I need really flat motor to make the geometry work... something like 12mm thick. Also, I need the motor shaft to come out from the back of the motor, so most motors that use bolt as rotor retention would not work. I think have looked into all mainstream small brushless motor manufacture, and there is only one motor that works: T-motor AM30. The stator size is 2504 and it is designed for fixed wing planes, so it is not as powerful as some of the drone motors, but it still should have plenty of power. 

It does not actually has shaft coming out from the back of the motor, but there is 3mm shaft coming out from the front, and I can probably push the shaft out and mount it up side down. 

Frame

To reduce cost, I decided to use UHMW frame with aluminum standoffs in between. I can maybe use my FRC team's router to cut the frame. The reason why aluminum is might not be the best idea is because tapping aluminum, especially threads as small as m3, can be quite challenging. I was told that wood screw on UHMW is plenty strong so I don't need to worry about tapping. The router we have is a Shapeoko 4 XL, and it can not really do complex part, so I need to try to get all the features on one side. As for the holes on the side, I can use a 3d printed jig and just drill them out by hand. 

UHMW's density is only half of aluminum, so I arbitrarily decided that the frame should be twice as thick then the aluminum frame I used on the previous robots. All the sheets I can find is in imperial units so the size I decided to use is 5/8". It is also thick enough so that the whole gearbox can be built into the frame. 

I found that in Mcmaster, the antistatics UHMW is almost as strong as the high-strength ones, but way cheaper and comes in more sizes, and I guess being antistatic is good for electronics too, so I went with the antistatic ones. 

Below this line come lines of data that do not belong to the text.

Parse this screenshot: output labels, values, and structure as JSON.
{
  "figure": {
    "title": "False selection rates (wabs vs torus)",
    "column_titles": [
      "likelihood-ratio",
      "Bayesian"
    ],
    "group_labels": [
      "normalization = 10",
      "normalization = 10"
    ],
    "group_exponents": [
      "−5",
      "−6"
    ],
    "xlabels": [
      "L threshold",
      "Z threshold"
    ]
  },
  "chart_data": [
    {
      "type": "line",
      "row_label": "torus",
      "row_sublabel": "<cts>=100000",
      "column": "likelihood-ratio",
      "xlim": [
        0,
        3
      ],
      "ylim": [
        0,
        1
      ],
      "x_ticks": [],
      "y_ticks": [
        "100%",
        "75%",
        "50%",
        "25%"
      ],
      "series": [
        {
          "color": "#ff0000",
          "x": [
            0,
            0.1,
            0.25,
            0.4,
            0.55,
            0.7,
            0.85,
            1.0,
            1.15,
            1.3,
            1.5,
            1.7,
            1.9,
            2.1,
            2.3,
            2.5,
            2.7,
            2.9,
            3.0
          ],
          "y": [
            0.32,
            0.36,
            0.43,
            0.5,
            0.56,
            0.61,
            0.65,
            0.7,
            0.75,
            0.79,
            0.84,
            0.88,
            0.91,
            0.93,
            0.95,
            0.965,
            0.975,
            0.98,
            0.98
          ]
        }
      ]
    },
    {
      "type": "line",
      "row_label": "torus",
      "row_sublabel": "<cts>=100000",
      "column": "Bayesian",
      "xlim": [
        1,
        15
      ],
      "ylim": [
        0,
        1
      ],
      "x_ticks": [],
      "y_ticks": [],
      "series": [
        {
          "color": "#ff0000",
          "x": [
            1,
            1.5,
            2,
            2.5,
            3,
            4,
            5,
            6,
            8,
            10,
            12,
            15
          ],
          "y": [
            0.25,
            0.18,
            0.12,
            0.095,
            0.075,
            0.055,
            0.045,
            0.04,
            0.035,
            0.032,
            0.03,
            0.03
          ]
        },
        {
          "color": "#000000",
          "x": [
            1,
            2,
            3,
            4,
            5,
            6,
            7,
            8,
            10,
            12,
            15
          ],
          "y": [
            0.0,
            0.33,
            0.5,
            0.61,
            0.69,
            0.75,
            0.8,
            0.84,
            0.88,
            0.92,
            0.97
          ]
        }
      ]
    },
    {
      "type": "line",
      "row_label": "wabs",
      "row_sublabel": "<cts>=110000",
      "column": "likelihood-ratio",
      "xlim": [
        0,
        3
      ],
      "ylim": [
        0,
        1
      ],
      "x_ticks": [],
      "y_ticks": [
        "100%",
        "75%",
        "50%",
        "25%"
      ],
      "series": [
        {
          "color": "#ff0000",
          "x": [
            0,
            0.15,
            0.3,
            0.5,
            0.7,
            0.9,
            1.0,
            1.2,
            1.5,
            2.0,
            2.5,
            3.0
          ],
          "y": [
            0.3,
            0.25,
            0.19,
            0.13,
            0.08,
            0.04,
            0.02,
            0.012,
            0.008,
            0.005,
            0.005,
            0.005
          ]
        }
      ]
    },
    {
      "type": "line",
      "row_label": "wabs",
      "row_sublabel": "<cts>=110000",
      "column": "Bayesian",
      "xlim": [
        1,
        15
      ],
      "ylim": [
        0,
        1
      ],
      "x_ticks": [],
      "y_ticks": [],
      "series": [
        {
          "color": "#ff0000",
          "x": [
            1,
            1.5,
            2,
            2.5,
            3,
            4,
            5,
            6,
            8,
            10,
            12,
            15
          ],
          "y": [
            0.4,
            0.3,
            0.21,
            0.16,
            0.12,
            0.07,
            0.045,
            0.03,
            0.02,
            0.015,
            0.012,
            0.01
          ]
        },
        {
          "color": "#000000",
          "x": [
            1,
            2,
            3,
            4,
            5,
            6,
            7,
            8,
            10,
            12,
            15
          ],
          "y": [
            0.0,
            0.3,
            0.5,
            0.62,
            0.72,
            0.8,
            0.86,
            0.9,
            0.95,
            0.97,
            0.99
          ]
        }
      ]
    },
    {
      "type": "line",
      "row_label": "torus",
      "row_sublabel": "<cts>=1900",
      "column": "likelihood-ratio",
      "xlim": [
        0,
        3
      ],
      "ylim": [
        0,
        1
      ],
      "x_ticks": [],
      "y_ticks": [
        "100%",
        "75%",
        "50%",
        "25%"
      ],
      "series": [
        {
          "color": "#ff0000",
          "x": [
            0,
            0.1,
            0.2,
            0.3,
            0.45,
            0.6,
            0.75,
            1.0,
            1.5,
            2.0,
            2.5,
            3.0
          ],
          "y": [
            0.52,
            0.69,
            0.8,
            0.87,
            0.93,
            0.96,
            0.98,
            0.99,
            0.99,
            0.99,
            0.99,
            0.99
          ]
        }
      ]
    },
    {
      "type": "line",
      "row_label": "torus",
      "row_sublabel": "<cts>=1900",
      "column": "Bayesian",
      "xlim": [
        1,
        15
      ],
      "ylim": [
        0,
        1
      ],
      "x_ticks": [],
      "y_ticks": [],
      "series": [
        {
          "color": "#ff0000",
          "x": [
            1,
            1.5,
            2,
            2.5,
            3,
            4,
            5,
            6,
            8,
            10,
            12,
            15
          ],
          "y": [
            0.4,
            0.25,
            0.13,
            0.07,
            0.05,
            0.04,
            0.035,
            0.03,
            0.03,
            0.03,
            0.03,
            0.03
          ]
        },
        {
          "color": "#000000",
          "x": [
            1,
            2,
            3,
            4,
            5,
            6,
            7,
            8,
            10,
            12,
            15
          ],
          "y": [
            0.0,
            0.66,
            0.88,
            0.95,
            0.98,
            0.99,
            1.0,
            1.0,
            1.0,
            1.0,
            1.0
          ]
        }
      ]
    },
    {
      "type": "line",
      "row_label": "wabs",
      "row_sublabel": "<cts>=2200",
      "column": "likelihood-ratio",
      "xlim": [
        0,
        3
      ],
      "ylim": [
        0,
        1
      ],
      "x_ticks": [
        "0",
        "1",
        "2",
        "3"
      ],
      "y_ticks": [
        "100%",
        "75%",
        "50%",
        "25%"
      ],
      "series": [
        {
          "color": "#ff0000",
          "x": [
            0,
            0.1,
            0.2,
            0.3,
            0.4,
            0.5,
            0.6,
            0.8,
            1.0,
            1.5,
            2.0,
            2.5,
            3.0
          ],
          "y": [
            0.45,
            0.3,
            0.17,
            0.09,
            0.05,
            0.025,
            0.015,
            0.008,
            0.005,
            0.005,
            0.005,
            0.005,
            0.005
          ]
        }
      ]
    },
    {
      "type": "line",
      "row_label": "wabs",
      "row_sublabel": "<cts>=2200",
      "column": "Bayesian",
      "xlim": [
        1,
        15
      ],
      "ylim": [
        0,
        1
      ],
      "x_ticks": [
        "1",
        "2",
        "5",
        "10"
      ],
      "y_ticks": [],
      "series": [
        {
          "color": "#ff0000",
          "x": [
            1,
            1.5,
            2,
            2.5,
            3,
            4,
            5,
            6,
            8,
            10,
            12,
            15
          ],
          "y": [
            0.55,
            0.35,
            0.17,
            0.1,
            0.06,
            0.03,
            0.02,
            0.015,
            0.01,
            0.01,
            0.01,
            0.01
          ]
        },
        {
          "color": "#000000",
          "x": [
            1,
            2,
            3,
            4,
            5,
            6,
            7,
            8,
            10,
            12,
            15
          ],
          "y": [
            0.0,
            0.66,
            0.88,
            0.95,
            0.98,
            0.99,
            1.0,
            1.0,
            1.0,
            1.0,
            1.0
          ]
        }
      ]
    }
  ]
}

(Antistatics UHMW has a slightly higher hardness and a slightly lower tensile strength compared to high-strength UHMW, both have excellent impact strength)

The 64D TPU armor on my second robot did not work superwell. Because of its stiffness, instead of getting small pieces chipped away, what happened was the part got tear apart along the layer lines. This time I bought 95a and 98a TPUs and I will test them out and see which works better. 

Electronics

Because I moved away from using smooth aluminum pulley for weapon, there will be way more load on the motor. The weapon motor I am planning to use is Sunnysky 2216 2600kv and has a max current of 57a. On the previous robots, 50a skywalker somehow worked and didn't die even once. I don't think it will be this lucky this time and I think I should start to use the DYS aria 70a. This does mean I need a extra UBEC but I think it is a tradeoff worth making. 

The Drive ESC setup is the same as the previous two robots, two 35a Cyclone ESC. I know it is not really a famous brand but that ESC has not failed me even once. 

Battery is once again Tattu 4s 750mAh 95c. It is only 2mm thicker and 1mm longer than 650mAh but gives way more power. 

 

The end

By the time this article is written... the robot has already competed in Clash of the bots 2023. I will write another post about what went good and what went bad. Some of the things that went wrong are rather interesting.